SOUS-SECTION 5 PROCÉDURE D'ACCORD PRÉALABLE EN MATIÈRE DE PRIX DE TRANSFERT
SOUS-SECTION 5
Procédure d'accord préalable en matière de prix de transfert
1Les transactions internationales entre entreprises liées constituent un enjeu fiscal très important et croissant. Ces entreprises doivent déterminer le prix de leurs transactions internes selon le principe de pleine concurrence, c'est à dire au prix auquel auraient traité des entreprises indépendantes pour des transactions identiques.
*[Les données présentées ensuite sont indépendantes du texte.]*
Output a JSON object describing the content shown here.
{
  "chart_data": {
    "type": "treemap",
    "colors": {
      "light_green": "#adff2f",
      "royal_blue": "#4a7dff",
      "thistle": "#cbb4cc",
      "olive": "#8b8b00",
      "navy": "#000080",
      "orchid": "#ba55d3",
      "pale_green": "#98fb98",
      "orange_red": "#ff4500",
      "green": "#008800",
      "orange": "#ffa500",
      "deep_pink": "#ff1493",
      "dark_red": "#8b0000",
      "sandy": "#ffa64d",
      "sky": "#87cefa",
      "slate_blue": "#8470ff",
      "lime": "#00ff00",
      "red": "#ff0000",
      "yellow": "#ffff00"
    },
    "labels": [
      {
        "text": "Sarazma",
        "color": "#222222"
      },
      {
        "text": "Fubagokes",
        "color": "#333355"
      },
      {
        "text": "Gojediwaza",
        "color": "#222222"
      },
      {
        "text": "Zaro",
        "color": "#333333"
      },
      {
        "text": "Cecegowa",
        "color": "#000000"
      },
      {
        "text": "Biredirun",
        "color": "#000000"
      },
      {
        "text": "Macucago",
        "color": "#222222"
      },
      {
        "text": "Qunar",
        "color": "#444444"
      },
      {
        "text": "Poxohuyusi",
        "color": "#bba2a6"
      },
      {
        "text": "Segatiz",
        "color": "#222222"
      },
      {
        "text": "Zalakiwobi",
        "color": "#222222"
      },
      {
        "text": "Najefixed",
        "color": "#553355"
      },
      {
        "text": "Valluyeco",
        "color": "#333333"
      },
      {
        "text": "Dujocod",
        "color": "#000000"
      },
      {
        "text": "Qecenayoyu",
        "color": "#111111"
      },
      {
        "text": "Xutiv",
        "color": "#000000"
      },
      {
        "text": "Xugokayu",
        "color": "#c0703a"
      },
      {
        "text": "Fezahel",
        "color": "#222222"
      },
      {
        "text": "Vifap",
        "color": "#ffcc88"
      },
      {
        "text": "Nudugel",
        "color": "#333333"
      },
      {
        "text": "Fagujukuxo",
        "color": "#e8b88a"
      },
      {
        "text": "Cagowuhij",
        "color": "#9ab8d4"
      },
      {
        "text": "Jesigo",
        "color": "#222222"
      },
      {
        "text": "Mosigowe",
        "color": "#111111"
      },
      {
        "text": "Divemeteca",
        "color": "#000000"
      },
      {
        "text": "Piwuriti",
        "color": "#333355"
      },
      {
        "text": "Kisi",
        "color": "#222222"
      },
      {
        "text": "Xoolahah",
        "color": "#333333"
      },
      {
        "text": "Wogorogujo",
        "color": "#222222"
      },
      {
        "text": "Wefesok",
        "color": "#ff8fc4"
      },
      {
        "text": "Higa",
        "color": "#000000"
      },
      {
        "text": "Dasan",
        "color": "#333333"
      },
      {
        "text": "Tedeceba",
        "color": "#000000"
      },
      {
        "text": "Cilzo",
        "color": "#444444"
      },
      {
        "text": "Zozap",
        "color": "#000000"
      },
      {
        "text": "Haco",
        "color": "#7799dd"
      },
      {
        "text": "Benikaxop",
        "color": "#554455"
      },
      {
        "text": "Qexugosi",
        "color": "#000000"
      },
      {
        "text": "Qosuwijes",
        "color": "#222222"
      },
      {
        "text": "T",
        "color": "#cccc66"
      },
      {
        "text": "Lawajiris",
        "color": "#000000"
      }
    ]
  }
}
La pratique traditionnelle des contrôles en matière de prix de transfert peut être une source d'incertitude juridique pour les entreprises et se caractérise par des investigations qui s'avèrent souvent longues, difficiles et donc coûteuses tant pour les entreprises que pour l'administration. De même, cette procédure de vérification, qui intervient nécessairement a posteriori, rend difficile la production d'informations suffisantes pour étayer les prix pratiqués par l'entreprise.
Afin de prendre en compte les besoins exprimés par les professionnels, l'administration propose un dispositif d'accord préalable en matière de prix de transfert destiné à réduire ces difficultés. Ce dispositif a pour vocation à s'appliquer en particulier lorsque l'application des principes de pleine concurrence pose d'importants problèmes de fiabilité et d'exactitude ou que les conditions spécifiques dans lesquelles sont réalisées les transactions sont d'une complexité inhabituelle.
L'accord est conclu entre deux États par les autorités compétentes, dans le cadre juridique de la procédure amiable prévue par les conventions fiscales.
Objectif de la procédure d'accord préalable.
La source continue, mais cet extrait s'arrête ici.